At this moment, when national hopes are reawakening, we must also revive the old Commonwealth’s tradition of tolerance and respect, in the name of our common past, and our common future.

These people living among us, who in most cases have lived among us for many generations, bear the same burdens as we Poles do. Their fears and hopes resemble our own. But they have, in addition, their own specific anxieties: they are concerned for the preservation, within the Polish environment, of their own religious and ethnic identity. They are concerned for their cultures, their schools, their churches. They want dignity, without having to “change into Polish clothes.” They want education for their own people; churches for their own children.

Let us especially remember these neighbors and fellow citizens of ours during the current electoral campaign, even when we are most pressed for time and resources. Let us find responsible positions for them in this campaign, so that they may participate with the dignity to which they are entitled.

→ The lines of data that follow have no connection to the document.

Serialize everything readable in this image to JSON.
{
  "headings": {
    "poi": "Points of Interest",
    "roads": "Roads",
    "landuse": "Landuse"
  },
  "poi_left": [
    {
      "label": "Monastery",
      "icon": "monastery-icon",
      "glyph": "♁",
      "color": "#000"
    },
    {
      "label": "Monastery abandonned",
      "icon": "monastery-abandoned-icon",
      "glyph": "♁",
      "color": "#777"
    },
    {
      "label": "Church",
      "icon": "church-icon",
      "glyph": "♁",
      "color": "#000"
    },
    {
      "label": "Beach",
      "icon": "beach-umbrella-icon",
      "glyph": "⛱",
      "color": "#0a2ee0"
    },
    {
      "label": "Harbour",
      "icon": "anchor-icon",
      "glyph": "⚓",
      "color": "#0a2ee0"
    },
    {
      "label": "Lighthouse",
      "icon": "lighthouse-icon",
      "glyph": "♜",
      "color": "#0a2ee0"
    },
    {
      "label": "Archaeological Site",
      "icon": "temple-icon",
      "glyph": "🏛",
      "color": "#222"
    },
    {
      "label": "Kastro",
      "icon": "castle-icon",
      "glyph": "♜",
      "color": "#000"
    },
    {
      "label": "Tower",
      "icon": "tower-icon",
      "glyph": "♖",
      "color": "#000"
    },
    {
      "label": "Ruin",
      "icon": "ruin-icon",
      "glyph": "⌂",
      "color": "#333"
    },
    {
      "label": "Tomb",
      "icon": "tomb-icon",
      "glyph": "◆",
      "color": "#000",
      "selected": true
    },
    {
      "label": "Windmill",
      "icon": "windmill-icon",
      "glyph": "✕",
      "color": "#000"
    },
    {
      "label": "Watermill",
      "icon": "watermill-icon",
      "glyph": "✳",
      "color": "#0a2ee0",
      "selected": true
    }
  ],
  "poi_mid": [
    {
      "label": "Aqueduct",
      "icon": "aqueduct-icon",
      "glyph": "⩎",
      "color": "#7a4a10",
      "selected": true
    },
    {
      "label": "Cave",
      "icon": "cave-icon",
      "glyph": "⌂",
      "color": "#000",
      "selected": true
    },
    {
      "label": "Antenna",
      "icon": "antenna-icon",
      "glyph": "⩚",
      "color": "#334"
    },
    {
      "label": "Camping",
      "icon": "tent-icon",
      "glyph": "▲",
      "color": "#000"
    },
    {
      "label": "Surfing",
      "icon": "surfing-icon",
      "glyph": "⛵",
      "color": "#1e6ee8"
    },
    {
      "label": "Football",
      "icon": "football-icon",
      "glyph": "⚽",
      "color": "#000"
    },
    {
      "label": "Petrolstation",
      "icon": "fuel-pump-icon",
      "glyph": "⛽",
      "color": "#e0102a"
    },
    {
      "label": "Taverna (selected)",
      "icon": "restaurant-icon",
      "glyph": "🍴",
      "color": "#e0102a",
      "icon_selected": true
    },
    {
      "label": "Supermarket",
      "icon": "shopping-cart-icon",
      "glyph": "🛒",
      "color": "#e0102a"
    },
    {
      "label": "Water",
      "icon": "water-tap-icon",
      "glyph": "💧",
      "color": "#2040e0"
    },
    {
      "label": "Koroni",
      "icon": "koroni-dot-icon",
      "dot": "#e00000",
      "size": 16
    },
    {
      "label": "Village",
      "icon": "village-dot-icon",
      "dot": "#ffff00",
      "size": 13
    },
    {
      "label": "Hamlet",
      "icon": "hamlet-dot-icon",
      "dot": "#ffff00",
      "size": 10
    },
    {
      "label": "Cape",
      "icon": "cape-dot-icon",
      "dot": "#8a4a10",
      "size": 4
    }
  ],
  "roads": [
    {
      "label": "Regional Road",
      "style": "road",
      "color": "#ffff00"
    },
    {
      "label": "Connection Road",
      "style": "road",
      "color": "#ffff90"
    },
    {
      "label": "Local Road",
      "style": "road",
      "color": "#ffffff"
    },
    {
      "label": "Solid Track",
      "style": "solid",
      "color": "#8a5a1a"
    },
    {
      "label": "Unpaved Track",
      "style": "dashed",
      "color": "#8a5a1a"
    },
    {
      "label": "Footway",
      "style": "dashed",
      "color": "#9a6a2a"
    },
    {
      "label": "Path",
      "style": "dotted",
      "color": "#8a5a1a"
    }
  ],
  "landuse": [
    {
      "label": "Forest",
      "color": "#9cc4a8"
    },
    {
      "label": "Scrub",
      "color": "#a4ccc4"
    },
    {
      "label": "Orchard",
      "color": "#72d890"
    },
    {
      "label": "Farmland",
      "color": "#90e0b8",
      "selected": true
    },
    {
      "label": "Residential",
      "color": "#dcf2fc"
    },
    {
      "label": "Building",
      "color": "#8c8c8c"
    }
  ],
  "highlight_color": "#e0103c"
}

This is our human and moral duty—as the Holy Father, Pope John Paul II, so emphatically reminded the world in his recent statement on respect for national minorities. It is also our political, and specifically Polish, duty. After all, we have millions of Poles living beyond our present frontiers, and we naturally demand that their identity and civil rights be respected.

In our common history there have been many conflicts and mutual injustices. Memories and grievances survive, unfortunately, to this day. But let us not permit these feelings, these “justifications,” to prevent reconciliation—at such an important time. And let us not permit anyone to exploit our differences!

Members of national and religious minorities are to be found, in greater or lesser numbers, in every electoral district in Poland. Our candidates should devote the proper consideration to these fellow citizens and to their concerns. (And not only in your electoral promises, gentlemen, but in your later work in Parliament!)

This will be one of the most important tests of the real competence of our senators and deputies. Their task will be to inaugurate, through their skill, honesty, and humanity, a new period in Polish history: a closing of the accounts of mutual guilt and injustice, and the opening of a new age, an age equal to the demands of the imminent third millennium after Christ, an age when citizens of all nationalities, cultures, and religions will live together in justice on the banks of the Vistula.